June 6, 2011 | In: Technology

LNKD Insider Trades: Jump Ship, LNKD Will Collapse!

The whole point behind the LinkedIn IPO was not to expand the company, it was about making a few people running this website (I’m saying website because I don’t think we should even consider it a business) rich by cashing in.

How many investors were able to buy LNKD at $45? Just a few, these “few” people happen to be executives in LNKD.

Now there’s nothing wrong with making a quick buck because you went public, but let’s examine some of the trades:

Reid Hoffman (LinkedIn’s director) bought at 115,535 shares at $0 (I assume they were just given to him) and sold immediately, the minute LNKD became public. The selling price was $41.85. The total money made is: $4,835,139.75. Weiner Jeffrey, the CEO, did exactly the same trade. We all know that LNKD went to $122 the same day of trade so they basically sold at 1/3 of the price.

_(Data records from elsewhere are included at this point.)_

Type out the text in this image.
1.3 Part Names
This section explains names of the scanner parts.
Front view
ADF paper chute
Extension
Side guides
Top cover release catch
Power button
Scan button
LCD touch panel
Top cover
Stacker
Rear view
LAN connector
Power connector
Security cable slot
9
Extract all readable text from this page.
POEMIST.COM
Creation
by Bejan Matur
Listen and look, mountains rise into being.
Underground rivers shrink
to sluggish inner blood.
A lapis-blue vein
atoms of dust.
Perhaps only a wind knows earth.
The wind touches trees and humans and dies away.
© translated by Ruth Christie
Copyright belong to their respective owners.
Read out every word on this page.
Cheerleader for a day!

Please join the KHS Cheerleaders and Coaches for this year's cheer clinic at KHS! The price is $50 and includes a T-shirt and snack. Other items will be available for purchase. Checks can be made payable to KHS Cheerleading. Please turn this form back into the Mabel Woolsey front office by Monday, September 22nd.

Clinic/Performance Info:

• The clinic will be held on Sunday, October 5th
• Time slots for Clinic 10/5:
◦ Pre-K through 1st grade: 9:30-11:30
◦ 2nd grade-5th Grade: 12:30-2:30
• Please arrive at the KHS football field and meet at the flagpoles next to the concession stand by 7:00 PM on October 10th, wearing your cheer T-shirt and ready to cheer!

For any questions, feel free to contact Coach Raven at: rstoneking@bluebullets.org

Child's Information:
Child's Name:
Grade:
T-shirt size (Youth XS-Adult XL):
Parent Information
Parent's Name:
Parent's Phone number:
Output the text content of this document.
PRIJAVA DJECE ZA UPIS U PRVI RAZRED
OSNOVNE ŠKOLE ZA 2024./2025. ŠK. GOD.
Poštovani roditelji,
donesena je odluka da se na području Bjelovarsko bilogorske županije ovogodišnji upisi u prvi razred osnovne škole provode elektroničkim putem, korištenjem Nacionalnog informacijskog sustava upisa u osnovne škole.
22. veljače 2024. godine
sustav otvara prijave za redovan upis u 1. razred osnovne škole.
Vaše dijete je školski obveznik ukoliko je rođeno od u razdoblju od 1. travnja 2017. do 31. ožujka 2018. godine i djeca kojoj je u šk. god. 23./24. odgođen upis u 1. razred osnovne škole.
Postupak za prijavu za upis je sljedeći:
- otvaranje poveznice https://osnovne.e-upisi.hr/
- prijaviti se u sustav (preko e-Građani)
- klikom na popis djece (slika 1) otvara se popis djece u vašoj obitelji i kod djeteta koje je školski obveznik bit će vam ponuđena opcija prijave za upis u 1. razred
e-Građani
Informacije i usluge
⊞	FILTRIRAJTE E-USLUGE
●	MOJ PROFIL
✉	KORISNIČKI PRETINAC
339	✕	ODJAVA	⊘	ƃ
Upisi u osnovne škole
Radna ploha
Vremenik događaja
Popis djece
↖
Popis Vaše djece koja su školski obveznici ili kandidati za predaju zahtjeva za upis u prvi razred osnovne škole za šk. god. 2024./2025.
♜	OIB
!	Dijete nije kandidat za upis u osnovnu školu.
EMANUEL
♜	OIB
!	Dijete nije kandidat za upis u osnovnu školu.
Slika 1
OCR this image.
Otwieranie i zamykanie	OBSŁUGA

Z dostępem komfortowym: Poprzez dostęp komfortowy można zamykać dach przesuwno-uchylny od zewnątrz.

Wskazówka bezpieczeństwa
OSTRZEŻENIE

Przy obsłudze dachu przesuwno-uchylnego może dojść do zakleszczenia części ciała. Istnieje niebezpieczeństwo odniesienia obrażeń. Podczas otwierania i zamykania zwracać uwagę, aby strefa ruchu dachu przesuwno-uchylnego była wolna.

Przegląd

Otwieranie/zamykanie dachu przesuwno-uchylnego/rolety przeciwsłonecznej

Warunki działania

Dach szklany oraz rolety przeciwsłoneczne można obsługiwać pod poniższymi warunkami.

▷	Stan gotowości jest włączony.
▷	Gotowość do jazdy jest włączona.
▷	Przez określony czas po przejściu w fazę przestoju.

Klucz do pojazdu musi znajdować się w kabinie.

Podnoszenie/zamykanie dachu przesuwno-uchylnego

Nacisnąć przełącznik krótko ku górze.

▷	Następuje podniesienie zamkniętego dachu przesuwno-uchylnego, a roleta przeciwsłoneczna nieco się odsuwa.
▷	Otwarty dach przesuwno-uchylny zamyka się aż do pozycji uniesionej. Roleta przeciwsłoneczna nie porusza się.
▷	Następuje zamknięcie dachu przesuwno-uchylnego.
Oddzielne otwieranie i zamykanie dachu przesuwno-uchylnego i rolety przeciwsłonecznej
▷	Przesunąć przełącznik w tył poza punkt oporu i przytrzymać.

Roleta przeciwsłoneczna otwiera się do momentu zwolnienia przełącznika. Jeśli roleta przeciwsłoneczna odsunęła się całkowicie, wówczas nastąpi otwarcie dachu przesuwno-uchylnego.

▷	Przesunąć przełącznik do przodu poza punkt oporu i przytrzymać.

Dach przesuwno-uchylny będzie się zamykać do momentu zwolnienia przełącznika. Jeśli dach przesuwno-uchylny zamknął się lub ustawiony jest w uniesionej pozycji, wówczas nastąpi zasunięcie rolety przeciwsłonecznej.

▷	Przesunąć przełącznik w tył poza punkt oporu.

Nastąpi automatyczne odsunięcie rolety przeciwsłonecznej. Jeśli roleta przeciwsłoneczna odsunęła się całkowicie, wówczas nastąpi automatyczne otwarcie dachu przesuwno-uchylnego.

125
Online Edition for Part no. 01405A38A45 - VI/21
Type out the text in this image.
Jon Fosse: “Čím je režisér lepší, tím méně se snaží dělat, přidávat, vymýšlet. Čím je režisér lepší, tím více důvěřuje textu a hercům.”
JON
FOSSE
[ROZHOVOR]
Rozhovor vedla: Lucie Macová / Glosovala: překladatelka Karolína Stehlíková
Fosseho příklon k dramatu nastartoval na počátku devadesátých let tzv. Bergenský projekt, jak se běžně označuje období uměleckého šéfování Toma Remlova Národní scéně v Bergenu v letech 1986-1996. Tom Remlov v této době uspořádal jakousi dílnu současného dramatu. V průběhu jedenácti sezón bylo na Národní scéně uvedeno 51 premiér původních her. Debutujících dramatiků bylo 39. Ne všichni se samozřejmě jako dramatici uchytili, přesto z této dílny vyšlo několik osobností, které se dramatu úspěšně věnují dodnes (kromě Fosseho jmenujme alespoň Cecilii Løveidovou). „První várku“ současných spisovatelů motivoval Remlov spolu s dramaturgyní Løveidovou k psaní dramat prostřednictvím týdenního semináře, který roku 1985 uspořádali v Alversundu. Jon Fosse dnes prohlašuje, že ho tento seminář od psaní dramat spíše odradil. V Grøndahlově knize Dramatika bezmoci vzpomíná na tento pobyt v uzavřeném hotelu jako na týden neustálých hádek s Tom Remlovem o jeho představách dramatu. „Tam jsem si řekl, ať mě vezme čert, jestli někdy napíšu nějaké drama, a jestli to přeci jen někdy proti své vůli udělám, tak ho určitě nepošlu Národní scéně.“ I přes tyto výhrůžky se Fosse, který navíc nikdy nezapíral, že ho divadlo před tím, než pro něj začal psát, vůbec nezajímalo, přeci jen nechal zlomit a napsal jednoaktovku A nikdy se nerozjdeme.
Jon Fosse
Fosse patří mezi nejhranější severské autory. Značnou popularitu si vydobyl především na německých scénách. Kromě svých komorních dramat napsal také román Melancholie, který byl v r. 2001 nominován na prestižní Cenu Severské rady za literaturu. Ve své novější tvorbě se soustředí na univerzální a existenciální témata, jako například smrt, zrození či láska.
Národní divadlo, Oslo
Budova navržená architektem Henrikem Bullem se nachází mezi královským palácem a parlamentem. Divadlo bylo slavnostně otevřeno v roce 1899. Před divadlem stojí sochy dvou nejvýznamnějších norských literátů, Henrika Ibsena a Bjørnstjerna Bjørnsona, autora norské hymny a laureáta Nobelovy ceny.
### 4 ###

What does that tell us? It tells us clearly that LinkedIn’s executives believe that the stock is overpriced even at $41.85. They didn’t wait until the first day ended, they sold their shares first thing in the morning. It probably came as a surprise to them when the stock went up, 3 times their selling price. Both could have made $14.5 million from that morning trade, but they were satisfied with the $4.83 million (good, they’re not greedy).

As an investor myself, I wouldn’t touch this stock, in fact, LNKD is one of the very few stocks that I would recommend shorting. It is way overvalued from its company’s perspectives. LNKD in my opinion, is worth at $1 billion, which means that LNKD’s price should be $7.

I feel really sorry for those who got suckered into buying the stock above the $100 level. Wait until we see June’s insider trades, I bet you they’re all going to be “SELL”, and this is when LNKD will collapse.

This IPO, in my opinion, is one big scam. LinkedIn doesn’t need the money as a company, they make money from ads and from overpriced subscriptions that very few buy.